While news of trouble at monoline insurers seems to have slowed since February, the municipal bond sector still faces critical challenges. At risk in particular is the market for so-called auction rate securities (ARS), which municipalities use to issue tax-exempt debt at a lower cost. Many experts agree that the troubled ARS market is more the result of a liquidity crisis–with banks pulling out of the auctions–than a credit issue, despite the fact that monolines have helped depress valuations for some time.
ARS are long-term bonds that reset periodically, usually every 35 days. The funding mechanism helps issuers lower their costs because the issuers of those bonds earn long-term yields on the asset side of the balance sheet while paying short-term rates that are reset periodically by the market. Banks conduct auctions to facilitate the determination of the short-term rate.

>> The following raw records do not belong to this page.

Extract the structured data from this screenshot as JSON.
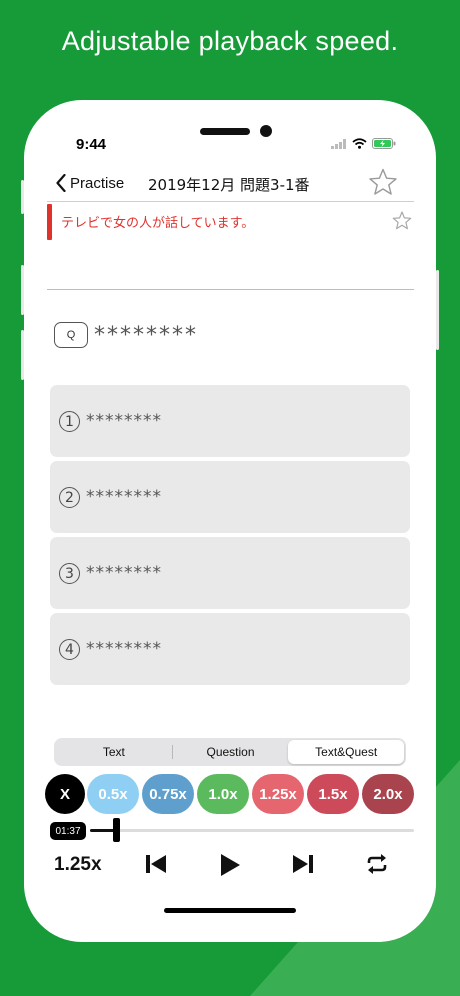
{
  "promo": {
    "headline": "Adjustable playback speed."
  },
  "status_bar": {
    "time": "9:44",
    "icons": [
      "signal-icon",
      "wifi-icon",
      "battery-charging-icon"
    ]
  },
  "nav": {
    "back_label": "Practise",
    "title": "2019年12月 問題3-1番",
    "star_icon": "star-outline-icon"
  },
  "sentence": {
    "text": "テレビで女の人が話しています。",
    "star_icon": "star-outline-icon"
  },
  "question": {
    "badge": "Q",
    "text": "********"
  },
  "options": [
    {
      "num": "1",
      "text": "********"
    },
    {
      "num": "2",
      "text": "********"
    },
    {
      "num": "3",
      "text": "********"
    },
    {
      "num": "4",
      "text": "********"
    }
  ],
  "display_mode": {
    "tabs": [
      "Text",
      "Question",
      "Text&Quest"
    ],
    "selected_index": 2
  },
  "speed": {
    "close_label": "X",
    "options": [
      {
        "label": "0.5x",
        "color": "#8ecff3"
      },
      {
        "label": "0.75x",
        "color": "#5f9fce"
      },
      {
        "label": "1.0x",
        "color": "#5cba5e"
      },
      {
        "label": "1.25x",
        "color": "#e5666f"
      },
      {
        "label": "1.5x",
        "color": "#cc4a5a"
      },
      {
        "label": "2.0x",
        "color": "#a9434e"
      }
    ]
  },
  "player": {
    "elapsed": "01:37",
    "progress": 0.08,
    "current_speed": "1.25x",
    "controls": [
      "skip-back-icon",
      "play-icon",
      "skip-forward-icon",
      "repeat-icon"
    ]
  },
  "colors": {
    "background": "#179b39",
    "accent_red": "#e0322d"
  }
}
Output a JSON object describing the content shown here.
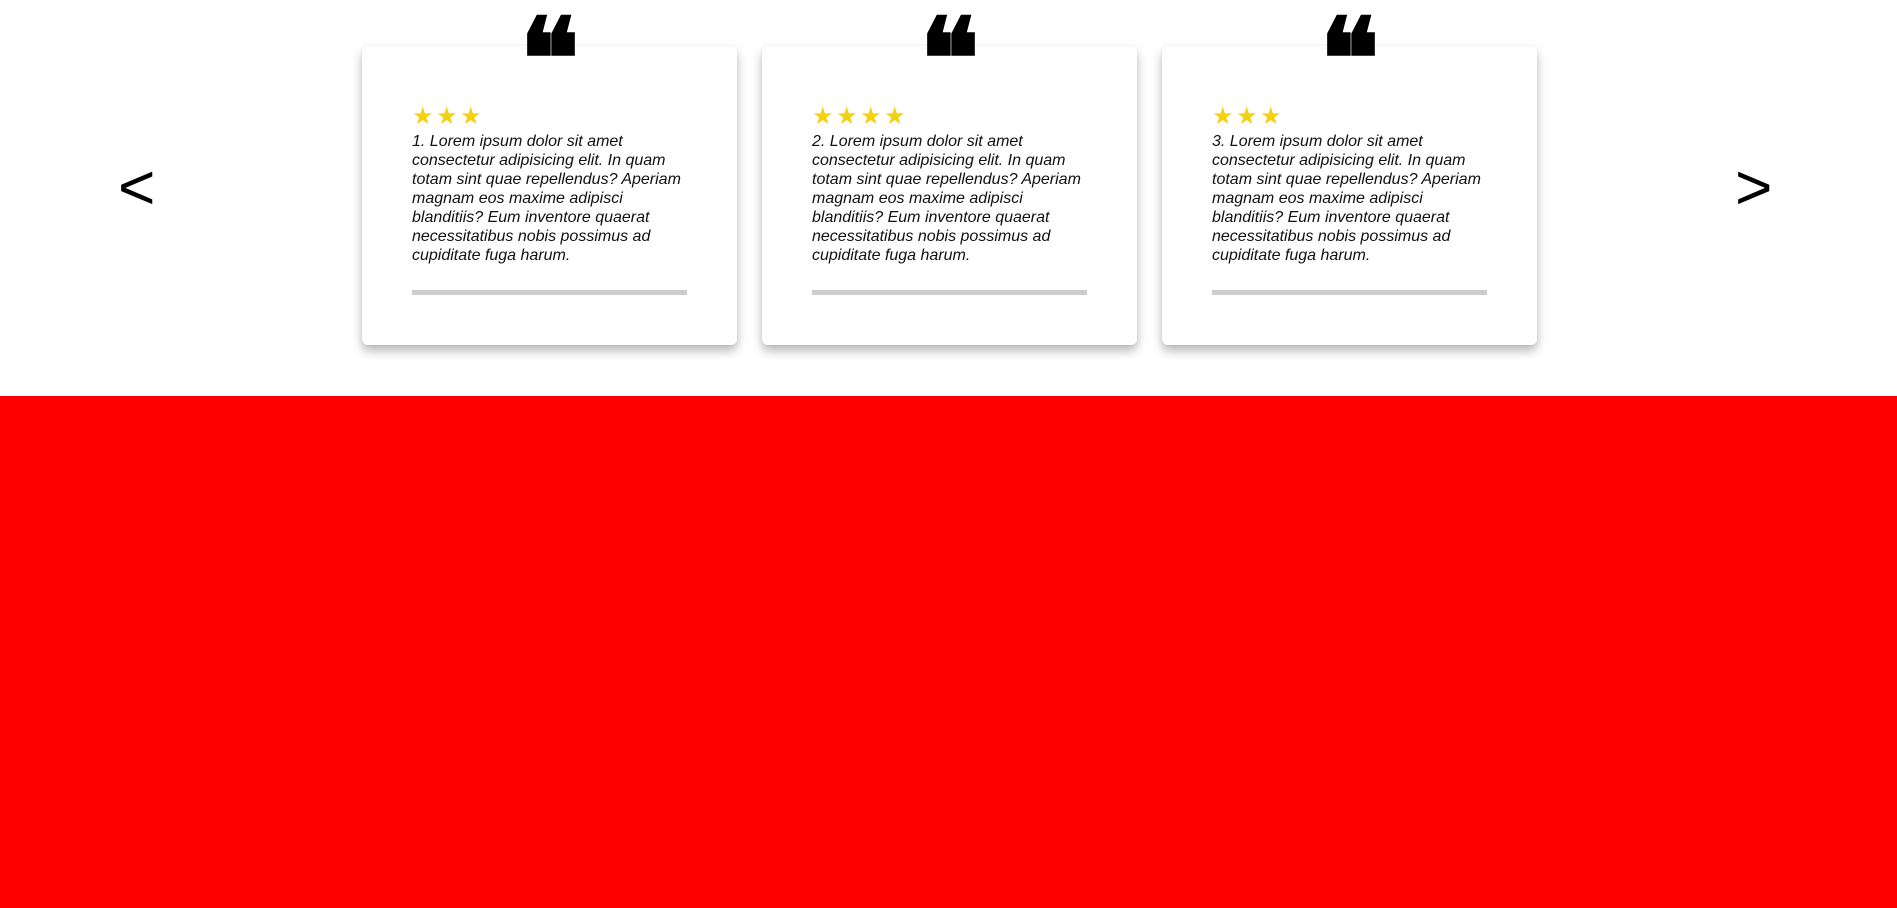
{
  "carousel": {
    "prev_label": "<",
    "next_label": ">"
  },
  "cards": [
    {
      "quote_icon": "quote-icon",
      "rating": 3,
      "rating_stars": "★★★",
      "text": "1. Lorem ipsum dolor sit amet consectetur adipisicing elit. In quam totam sint quae repellendus? Aperiam magnam eos maxime adipisci blanditiis? Eum inventore quaerat necessitatibus nobis possimus ad cupiditate fuga harum."
    },
    {
      "quote_icon": "quote-icon",
      "rating": 4,
      "rating_stars": "★★★★",
      "text": "2. Lorem ipsum dolor sit amet consectetur adipisicing elit. In quam totam sint quae repellendus? Aperiam magnam eos maxime adipisci blanditiis? Eum inventore quaerat necessitatibus nobis possimus ad cupiditate fuga harum."
    },
    {
      "quote_icon": "quote-icon",
      "rating": 3,
      "rating_stars": "★★★",
      "text": "3. Lorem ipsum dolor sit amet consectetur adipisicing elit. In quam totam sint quae repellendus? Aperiam magnam eos maxime adipisci blanditiis? Eum inventore quaerat necessitatibus nobis possimus ad cupiditate fuga harum."
    }
  ],
  "colors": {
    "star": "#f2d10f",
    "section_background": "#ff0000",
    "divider": "#cccccc"
  }
}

The risk for ARS municipal issuers arises when the rates reset by the market turn out to be higher than what public contracts stipulate under a predefined "cap rate" provision. Since the reset rate is determined by market bids, there is always the possibility that an auction could go wrong if the market turns skittish, propelling yields to higher-than-desirable levels. This didn't really happen until February. "Since February, this market has imploded because banks pulled out of the auctions," says George Friedlander, municipal strategist at Citigroup, Inc. This lack of bids led the market to dry up. Yields reached unacceptable levels for public issuers.
"We're still in scary times in the municipal bond market," says Friedlander. "Muni yields went significantly higher than their taxable equivalent, which makes absolutely no sense to me or to anyone [else] in the market." Municipal yields almost by definition are lower than their taxable counterparts because muni debt offers investors tax exemption on the earned coupons.